Reducing Highway Congestion Through Software
Professor co-leads $1 million study

Traffic congestion is a waste of time, energy, and money. In 2011, it caused Americans in metropolitan areas to spend 5.5 billion extra hours on the road and pump 2.9 billion extra gallons of fuel into their gas tanks, with associated costs reaching $121 billion—a nearly sixfold increase since 1982. Municipalities have attempted to mitigate traffic congestion through highway on-ramp metering and fees at peak travel times, but the problem continues to worsen.
Now a research team led by Calin Belta, a Boston University College of Engineering professor of mechanical engineering and systems engineering, and Murat Arcak, an associate professor at University of California, Berkeley, is advancing a novel solution that could considerably reduce traffic congestion. Supported by a three-year, $1 million grant from the National Science Foundation, the researchers plan to develop algorithms for a data-driven traffic management software system that optimizes the timing of traffic lights at both highway on-ramps and roadway intersections in real time.
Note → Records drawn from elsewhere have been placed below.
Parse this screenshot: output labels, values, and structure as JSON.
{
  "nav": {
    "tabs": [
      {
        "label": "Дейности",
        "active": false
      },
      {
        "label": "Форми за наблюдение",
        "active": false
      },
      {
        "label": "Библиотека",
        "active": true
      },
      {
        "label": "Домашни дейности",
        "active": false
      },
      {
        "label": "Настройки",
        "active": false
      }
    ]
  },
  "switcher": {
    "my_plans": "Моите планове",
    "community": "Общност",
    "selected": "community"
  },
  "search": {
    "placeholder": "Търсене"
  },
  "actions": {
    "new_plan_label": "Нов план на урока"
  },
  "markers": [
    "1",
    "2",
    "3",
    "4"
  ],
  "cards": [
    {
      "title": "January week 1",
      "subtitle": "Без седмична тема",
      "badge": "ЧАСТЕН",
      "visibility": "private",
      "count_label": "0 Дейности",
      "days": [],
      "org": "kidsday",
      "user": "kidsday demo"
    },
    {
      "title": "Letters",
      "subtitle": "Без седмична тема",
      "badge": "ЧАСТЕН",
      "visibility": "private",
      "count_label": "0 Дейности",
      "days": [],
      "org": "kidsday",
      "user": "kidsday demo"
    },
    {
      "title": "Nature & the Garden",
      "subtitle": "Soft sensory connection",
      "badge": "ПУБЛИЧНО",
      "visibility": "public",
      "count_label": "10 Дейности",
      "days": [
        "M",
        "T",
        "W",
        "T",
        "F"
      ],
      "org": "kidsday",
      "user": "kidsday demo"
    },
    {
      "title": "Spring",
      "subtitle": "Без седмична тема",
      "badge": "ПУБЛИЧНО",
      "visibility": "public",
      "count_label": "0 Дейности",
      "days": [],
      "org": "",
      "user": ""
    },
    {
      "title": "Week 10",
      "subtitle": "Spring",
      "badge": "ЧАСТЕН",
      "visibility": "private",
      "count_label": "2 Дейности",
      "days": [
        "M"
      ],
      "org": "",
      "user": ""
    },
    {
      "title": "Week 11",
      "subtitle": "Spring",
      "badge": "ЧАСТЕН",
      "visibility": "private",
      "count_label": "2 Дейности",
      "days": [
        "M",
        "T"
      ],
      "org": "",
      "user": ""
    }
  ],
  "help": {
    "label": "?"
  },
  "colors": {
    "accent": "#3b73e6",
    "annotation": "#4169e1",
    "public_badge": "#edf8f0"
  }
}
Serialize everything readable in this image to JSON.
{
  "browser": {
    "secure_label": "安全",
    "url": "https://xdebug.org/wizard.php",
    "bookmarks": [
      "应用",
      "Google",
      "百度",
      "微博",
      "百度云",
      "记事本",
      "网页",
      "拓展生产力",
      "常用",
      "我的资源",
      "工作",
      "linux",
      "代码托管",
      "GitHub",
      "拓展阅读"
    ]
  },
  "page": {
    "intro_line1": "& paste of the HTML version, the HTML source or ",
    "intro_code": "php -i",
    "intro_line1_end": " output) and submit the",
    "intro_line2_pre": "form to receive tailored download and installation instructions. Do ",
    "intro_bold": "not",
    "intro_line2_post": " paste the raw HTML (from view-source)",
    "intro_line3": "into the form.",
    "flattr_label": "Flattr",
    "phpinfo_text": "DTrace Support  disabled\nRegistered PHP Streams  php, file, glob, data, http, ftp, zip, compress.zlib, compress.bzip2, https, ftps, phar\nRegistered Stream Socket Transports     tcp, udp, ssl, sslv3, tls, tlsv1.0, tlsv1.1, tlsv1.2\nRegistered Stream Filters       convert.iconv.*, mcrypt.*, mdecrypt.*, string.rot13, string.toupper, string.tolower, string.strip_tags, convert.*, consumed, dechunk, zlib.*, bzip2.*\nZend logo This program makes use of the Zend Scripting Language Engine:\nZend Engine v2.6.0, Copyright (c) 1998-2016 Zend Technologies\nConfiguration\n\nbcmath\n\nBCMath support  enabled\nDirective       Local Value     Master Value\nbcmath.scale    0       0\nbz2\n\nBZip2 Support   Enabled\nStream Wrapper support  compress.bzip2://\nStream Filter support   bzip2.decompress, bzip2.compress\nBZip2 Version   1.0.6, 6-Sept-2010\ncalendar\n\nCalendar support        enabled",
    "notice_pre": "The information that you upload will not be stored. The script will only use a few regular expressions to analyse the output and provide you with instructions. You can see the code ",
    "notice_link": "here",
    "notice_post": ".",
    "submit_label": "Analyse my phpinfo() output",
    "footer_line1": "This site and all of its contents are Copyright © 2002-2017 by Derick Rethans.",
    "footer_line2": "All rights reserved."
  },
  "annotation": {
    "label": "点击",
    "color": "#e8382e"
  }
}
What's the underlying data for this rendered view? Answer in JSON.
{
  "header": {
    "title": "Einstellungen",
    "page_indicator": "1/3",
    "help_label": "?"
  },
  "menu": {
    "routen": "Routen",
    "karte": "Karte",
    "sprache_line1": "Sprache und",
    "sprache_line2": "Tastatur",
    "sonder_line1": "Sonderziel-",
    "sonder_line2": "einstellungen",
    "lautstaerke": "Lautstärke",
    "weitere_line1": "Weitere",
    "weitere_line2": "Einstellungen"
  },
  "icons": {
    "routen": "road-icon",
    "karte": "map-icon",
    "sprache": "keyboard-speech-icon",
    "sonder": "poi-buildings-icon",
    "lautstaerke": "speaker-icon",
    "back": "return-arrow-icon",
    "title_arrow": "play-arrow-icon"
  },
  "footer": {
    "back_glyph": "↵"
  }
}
The work represents a novel application of “formal methods,” a discipline within computer science focused on efficient techniques for proving the correct operation of systems ranging from computer programs to digital circuits, thus ensuring their reliability and robust performance.
“We want to develop a system in which we can guarantee specifications for traffic networks just as we do for computer programs,” says Belta. “These specifications will include minimizing traffic jams and maximizing the flow of traffic, all while ensuring that pedestrians don’t have to wait a long time to cross the street.”
Whereas current systems reduce traffic congestion within small networks of freeways and arterial roads, this approach promises to do so across much larger networks. In their algorithms, the researchers plan to partition a large road network into small sub-networks and establish specifications so that enforcing desired traffic patterns in small sub-networks (and on roads linking one sub-network to another) guarantees desired traffic patterns in the original network.
The proposed techniques will be tested in current and upcoming traffic management projects in California sponsored by Caltrans, the state transportation agency. Applications include a prototype decision support system to be deployed along the Interstate 210 corridor north of Los Angeles, and coordinated ramp metering, arterial intersection, and variable speed limit management on a freeway in Sacramento and a freeway-arterial interchange in San Jose.